On the clients, this registry setting will take place once Group Policy refreshes, you can force this by typing gpupdate /force from a command prompt window. You will be able to see these registry settings applied to the client by running the command: Start, then Run, then type in RSOP.MSC and hit ENTER. This command gathers the resultant set of policy and shows it for the machine you are on presently.

There you have it! This policy prevents the PST files from growing (hence writing to PST files) It does not prevent the user from loading up any PST file and reading mail out of it.

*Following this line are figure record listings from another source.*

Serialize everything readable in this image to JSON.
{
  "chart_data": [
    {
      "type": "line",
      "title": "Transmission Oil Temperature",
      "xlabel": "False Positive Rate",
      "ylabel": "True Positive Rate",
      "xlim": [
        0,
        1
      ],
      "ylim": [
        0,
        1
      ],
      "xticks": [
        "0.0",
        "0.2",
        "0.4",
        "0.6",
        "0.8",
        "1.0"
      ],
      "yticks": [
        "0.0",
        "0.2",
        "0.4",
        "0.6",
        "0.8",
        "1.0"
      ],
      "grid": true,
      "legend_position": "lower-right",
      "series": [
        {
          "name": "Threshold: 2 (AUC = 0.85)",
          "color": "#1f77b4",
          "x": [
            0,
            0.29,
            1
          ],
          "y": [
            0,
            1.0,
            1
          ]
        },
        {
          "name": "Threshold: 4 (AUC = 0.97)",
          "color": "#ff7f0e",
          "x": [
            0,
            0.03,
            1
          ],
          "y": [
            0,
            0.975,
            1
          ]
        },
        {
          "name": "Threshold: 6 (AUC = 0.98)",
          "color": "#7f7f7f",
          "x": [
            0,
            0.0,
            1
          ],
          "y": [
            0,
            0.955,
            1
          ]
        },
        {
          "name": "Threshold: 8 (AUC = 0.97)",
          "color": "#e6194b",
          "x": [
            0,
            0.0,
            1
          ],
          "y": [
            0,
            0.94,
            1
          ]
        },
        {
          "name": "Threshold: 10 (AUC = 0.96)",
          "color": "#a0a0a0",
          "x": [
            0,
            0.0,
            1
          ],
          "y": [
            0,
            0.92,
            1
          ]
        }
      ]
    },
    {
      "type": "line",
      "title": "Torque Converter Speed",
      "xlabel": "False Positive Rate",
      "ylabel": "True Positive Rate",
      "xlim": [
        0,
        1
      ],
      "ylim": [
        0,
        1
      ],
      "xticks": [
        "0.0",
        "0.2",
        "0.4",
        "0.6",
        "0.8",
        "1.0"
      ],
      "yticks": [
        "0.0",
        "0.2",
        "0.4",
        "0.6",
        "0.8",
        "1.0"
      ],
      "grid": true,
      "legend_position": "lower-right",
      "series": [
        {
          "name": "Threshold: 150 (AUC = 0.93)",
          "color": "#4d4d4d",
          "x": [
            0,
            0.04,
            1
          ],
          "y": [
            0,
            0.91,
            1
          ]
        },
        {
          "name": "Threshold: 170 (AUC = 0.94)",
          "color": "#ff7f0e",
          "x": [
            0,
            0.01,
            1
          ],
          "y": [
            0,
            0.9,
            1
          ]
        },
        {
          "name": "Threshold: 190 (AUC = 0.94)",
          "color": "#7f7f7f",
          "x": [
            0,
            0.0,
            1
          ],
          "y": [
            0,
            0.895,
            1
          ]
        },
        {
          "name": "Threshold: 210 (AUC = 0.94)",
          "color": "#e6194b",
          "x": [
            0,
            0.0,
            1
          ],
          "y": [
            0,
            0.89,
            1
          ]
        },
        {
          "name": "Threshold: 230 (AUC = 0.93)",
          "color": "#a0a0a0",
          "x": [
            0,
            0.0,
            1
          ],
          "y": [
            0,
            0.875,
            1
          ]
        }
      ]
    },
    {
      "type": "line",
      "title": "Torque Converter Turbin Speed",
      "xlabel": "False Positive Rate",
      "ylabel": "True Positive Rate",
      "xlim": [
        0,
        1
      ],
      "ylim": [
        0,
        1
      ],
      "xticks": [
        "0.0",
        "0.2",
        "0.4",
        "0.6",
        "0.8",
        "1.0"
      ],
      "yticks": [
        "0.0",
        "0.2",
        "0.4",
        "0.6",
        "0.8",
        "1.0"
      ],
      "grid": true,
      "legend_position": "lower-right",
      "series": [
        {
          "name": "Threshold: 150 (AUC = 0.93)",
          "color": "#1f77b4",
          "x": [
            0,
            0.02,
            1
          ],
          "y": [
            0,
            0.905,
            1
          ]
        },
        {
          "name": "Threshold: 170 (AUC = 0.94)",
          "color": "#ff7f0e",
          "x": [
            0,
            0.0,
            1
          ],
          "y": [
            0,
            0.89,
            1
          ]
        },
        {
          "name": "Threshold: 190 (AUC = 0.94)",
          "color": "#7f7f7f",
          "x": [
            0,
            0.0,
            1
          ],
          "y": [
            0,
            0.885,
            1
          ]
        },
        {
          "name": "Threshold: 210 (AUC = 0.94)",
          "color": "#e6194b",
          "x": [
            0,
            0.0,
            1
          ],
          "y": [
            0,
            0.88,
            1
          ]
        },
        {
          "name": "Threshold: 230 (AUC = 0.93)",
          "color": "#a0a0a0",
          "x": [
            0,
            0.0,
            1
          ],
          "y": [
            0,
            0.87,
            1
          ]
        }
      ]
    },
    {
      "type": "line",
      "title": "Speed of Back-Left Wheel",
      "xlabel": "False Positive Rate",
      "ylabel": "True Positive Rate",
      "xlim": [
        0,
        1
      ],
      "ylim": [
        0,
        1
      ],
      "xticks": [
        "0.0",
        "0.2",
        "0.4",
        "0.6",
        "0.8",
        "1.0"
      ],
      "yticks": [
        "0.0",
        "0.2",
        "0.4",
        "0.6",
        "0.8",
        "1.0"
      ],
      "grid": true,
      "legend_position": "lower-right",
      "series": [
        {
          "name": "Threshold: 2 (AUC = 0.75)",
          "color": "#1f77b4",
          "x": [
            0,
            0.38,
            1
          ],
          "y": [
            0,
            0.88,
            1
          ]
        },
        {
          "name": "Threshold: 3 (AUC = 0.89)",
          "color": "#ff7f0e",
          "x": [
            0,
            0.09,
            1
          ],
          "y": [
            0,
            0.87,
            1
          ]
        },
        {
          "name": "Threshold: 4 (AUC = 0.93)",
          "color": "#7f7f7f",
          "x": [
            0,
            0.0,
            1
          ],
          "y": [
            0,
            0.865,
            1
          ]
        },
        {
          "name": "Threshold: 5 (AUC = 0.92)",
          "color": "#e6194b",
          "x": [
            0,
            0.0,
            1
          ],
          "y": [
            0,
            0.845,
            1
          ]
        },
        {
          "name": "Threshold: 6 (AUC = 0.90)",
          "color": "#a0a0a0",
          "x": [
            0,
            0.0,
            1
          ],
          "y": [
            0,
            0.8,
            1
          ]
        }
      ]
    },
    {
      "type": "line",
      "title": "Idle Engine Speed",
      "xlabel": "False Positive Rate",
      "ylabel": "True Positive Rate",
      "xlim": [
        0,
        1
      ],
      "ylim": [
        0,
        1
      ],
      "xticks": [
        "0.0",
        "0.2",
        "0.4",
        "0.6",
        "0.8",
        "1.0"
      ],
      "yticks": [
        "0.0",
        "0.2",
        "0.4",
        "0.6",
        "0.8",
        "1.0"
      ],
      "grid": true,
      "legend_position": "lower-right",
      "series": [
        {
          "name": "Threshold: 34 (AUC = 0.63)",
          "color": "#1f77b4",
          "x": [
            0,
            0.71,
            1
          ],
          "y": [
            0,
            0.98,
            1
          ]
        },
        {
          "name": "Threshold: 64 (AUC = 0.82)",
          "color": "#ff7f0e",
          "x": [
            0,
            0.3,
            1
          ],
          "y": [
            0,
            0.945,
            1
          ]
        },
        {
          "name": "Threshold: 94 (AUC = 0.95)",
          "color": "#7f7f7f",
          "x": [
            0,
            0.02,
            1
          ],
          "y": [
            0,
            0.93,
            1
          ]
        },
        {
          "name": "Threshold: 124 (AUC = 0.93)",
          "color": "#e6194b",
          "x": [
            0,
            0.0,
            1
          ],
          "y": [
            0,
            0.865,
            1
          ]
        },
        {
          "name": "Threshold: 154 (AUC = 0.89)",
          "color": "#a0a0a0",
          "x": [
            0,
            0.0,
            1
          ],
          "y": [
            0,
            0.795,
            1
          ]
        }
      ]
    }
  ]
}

Gotta love the power of Group Policy!

9 comments:

Anonymous said...

Great article. Helped me to unlock my PST ;)

Unknown said...

i tried the same thing but it does lock he PST file but also the OST file. I am using outlook 2003 and set the regsitry key as specified by you and with that also set value for the PST max size but after that the same value is set to OST.

Anonymous said...

When I open the GPO and go to User Configuration, I dont see "User Settings." Is there something else I need to add?

Sean Daniel said...

Nope, just make sure you have that 3rd party application installed correctly.

Anonymous said...

Except that DesktopStandard was bought by Microsoft, and I cant seem to find a copy of that program anywhere. The microsoft site apparently has it, but it only works for Vista.

Sean Daniel said...

You can install it on a domain joined Vista PC, along with the GPMC management tools and as long as the logged in account is a domain admin, you can edit the GP to your hearts content. :o)

Alex said...

Where is fine tool-ost to pst software, convert from ost to pst software will convert *.ost to *.pst extension, that can be easily opened by any email client, compatible with Microsoft Outlook, recover your contacts, messages and calendars, is very easy to use even for beginners, we do not care about you computer skills, friendly graphic interface permits to perform all operations in several mouse clicks.

Anonymous said...

Great article (again, as usual), although i'm running into a snag. I've tried installing the GPMC on a Vista Machine, but i can't due to a message telling me the Microsoft has blocked installation of the product on Vista machines. Is there ANY way to get this working on a SBS2k3 machine. I've ploughed through the technet group policy site, but can't find anything and as far as i can tell the GPExtensions are only available in Server 2008 based machines. Any help would grately be appreciated.

Kind regards,
Philipp

Sean Daniel said...

as far as I know, it's not blocked are you sure there isn't a policy and that you are an admin?